= Owatonna Subdivision =

The Owatonna Subdivision or Owatonna Sub is a railway line in northern Iowa and southern Minnesota owned and operated by the Iowa, Chicago and Eastern Railroad (IC&E) subsidiary of Canadian Pacific. It extends about 124 mi from Mason City, Iowa in the south to a junction at Comus north of Faribault, Minnesota. U.S. Highway 218 closely follows the rail line between Lyle, Minnesota and Owatonna.

Most of the line is dark territory, meaning that it is not signaled or equipped with centralized traffic control or automatic block signaling systems. The line is dispatched via radio using track warrant control.

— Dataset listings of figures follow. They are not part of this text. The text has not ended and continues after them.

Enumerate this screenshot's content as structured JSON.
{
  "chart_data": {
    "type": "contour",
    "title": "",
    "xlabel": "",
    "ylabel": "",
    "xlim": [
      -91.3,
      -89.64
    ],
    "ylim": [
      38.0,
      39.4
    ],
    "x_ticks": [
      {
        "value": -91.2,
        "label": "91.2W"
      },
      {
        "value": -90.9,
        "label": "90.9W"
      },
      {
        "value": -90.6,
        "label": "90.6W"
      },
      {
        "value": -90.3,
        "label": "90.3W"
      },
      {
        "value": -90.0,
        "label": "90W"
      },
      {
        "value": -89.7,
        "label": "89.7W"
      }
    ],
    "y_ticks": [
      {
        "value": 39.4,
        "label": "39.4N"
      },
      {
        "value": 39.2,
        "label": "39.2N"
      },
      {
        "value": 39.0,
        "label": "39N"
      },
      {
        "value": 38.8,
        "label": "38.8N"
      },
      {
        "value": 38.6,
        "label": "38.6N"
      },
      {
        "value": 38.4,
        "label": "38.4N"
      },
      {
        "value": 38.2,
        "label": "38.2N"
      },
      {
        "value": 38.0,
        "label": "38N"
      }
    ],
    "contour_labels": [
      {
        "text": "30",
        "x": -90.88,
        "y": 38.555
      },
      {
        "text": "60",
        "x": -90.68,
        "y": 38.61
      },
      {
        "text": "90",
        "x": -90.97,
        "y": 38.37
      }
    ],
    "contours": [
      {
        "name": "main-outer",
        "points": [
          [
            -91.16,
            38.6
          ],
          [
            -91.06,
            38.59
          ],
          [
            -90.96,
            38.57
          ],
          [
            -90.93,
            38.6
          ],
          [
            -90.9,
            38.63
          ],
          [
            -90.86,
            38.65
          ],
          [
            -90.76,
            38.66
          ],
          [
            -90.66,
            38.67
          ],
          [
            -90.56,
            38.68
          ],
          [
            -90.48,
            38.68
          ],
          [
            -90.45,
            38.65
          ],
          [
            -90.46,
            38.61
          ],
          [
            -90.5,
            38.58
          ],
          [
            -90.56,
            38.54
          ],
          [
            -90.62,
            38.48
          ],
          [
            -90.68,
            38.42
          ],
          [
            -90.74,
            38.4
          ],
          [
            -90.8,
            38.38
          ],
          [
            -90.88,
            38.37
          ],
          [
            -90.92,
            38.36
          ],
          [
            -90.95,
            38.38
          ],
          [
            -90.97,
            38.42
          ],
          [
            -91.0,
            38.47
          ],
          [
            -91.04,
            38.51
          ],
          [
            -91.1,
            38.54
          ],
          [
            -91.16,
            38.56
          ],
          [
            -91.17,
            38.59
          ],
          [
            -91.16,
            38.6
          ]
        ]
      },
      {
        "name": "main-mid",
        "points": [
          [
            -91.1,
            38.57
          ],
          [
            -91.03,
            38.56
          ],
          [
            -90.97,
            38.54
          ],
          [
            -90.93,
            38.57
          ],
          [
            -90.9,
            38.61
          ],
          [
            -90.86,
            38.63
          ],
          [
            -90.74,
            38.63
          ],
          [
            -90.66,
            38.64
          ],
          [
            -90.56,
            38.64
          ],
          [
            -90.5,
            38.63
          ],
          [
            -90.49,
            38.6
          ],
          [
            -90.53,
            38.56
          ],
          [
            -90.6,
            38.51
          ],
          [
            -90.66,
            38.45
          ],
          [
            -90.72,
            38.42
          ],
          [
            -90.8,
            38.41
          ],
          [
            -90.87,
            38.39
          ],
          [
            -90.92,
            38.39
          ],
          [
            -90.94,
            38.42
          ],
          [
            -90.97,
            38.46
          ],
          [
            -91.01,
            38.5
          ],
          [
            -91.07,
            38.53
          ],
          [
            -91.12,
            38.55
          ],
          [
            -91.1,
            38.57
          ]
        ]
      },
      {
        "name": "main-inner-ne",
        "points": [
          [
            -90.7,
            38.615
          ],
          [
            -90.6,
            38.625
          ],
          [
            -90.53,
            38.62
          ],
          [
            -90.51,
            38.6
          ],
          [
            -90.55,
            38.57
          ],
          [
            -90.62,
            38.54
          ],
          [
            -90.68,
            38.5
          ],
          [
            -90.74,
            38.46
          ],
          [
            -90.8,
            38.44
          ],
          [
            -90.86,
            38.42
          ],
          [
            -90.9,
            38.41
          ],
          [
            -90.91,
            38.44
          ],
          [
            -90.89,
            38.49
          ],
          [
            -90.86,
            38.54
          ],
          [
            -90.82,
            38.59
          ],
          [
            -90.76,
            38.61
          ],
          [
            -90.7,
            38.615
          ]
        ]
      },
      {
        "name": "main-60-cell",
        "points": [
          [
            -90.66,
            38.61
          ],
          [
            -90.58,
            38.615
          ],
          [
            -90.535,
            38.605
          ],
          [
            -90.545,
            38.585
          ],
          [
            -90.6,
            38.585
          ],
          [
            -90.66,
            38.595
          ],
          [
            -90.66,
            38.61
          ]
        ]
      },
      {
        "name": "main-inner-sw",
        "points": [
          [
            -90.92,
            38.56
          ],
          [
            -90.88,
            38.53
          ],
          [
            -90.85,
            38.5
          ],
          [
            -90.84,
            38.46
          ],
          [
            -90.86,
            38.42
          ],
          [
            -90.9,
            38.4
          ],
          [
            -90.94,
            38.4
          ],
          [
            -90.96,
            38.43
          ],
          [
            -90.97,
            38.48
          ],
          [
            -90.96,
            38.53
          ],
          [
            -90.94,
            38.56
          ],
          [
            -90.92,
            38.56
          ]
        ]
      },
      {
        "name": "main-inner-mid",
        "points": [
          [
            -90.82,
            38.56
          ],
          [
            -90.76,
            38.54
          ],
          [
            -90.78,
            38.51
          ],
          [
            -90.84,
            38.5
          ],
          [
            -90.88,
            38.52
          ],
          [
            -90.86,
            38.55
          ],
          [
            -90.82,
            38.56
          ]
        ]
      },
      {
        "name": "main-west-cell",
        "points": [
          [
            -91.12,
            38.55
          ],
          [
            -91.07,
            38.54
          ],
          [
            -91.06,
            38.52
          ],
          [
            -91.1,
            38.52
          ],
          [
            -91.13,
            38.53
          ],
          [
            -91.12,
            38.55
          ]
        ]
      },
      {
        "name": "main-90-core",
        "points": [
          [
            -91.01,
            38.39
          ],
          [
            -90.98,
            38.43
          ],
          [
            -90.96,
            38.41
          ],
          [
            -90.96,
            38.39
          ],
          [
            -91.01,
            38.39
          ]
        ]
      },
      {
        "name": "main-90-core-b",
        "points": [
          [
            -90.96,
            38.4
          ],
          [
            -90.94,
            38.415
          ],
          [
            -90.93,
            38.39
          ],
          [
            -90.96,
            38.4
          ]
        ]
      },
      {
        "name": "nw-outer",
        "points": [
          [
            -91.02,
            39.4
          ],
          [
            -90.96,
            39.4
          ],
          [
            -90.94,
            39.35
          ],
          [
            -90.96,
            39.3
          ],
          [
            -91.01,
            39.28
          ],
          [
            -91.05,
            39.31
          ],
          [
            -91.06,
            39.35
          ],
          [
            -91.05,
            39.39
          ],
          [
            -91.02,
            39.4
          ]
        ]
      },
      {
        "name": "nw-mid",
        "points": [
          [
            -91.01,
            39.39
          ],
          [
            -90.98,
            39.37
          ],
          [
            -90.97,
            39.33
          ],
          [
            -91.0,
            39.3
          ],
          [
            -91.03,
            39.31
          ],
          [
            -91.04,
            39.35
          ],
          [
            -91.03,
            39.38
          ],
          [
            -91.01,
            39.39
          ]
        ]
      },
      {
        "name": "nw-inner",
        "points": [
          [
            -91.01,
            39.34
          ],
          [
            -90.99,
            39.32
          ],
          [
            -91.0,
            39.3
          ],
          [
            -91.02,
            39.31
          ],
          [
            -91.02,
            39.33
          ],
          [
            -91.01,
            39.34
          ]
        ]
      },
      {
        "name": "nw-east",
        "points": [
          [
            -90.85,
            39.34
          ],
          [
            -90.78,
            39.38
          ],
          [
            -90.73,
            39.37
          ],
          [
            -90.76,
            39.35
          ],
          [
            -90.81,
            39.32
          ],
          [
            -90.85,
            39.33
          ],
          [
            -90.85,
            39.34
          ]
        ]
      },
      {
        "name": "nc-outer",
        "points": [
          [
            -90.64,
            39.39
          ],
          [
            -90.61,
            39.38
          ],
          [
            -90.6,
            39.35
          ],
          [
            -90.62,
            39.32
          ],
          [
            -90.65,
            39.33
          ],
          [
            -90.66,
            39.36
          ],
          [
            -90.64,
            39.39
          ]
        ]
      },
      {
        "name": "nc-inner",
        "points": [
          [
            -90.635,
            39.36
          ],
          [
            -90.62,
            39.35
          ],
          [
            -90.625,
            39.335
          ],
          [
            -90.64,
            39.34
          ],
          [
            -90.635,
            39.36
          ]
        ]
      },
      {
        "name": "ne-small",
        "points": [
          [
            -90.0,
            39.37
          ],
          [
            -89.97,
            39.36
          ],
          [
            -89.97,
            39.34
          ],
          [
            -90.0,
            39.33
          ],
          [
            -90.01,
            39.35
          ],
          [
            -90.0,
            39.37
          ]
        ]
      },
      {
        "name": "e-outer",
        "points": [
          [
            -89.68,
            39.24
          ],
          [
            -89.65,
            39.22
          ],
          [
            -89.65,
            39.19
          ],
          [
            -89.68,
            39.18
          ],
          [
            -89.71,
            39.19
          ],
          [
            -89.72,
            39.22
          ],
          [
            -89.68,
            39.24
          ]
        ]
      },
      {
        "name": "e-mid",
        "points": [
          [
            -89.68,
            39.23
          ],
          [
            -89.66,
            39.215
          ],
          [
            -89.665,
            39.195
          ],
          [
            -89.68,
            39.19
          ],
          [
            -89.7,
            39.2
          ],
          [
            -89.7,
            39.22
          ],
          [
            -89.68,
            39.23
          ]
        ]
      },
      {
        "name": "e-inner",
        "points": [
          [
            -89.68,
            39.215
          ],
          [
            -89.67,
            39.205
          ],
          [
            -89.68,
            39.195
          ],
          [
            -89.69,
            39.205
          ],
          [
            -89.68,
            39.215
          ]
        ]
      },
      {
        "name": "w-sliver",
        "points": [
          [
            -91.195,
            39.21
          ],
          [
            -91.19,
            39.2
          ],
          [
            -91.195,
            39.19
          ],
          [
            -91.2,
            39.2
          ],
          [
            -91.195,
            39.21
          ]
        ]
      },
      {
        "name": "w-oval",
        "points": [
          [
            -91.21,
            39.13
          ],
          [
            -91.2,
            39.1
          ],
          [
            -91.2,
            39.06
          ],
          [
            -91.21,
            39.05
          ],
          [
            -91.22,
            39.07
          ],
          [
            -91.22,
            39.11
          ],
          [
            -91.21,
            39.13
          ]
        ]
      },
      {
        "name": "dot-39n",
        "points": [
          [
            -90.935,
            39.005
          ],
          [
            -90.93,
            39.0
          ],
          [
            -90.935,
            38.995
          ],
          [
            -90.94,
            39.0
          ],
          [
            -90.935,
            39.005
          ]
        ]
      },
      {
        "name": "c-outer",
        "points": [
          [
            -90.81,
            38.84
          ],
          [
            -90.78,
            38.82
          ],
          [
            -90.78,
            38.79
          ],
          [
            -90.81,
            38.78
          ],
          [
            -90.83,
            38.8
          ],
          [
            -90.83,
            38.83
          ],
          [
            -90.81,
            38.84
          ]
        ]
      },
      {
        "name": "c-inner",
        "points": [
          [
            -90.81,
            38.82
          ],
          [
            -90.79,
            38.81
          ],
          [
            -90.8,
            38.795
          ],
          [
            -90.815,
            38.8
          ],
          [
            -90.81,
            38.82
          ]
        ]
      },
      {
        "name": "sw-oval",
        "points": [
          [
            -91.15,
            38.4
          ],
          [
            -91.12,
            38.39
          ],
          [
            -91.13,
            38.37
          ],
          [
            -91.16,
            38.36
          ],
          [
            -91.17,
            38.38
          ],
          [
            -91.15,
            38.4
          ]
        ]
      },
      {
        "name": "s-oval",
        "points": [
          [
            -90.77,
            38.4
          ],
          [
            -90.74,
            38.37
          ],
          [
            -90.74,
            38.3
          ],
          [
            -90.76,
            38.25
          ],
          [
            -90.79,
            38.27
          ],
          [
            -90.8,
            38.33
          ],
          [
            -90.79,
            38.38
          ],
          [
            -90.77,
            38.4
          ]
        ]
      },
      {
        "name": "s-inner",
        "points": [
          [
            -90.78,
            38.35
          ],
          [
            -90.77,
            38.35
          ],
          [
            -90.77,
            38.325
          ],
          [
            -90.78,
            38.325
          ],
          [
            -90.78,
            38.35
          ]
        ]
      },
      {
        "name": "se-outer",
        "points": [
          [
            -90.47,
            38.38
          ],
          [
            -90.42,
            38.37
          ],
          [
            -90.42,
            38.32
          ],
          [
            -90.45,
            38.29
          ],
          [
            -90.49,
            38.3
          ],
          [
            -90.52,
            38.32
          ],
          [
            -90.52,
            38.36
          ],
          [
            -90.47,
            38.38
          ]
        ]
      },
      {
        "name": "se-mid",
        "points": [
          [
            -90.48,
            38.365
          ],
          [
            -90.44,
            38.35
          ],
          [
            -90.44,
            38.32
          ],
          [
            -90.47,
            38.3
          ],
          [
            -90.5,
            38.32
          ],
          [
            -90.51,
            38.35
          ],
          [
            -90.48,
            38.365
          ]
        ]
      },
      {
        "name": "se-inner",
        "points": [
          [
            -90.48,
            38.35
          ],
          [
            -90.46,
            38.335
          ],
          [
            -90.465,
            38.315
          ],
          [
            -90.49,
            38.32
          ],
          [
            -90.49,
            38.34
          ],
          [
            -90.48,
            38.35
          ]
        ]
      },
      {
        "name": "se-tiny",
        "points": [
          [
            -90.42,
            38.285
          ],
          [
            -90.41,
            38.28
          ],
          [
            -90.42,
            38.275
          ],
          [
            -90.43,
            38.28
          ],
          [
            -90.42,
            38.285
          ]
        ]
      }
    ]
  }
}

This line had been under control of the Chicago, Milwaukee, St. Paul and Pacific Railroad (Milwaukee Road) for many years, then became part of the Soo Line Railroad and later Canadian Pacific. Canadian Pacific eventually sold off the line to I&M Rail Link in 1997, a company 67% owned by Washington Corporation (CP retained the remaining 33% ownership). Washington Corporation divested itself of I&M, so the Iowa, Chicago and Eastern was formed in 2002. The IC&E was owned by the Dakota, Minnesota and Eastern Railroad holding company Cedar American Railroad Holdings. In 2007, Canadian Pacific moved to purchase DM&E and its related companies, which was completed in 2008.

About four trains a day, carrying mostly agricultural products, operate on the line.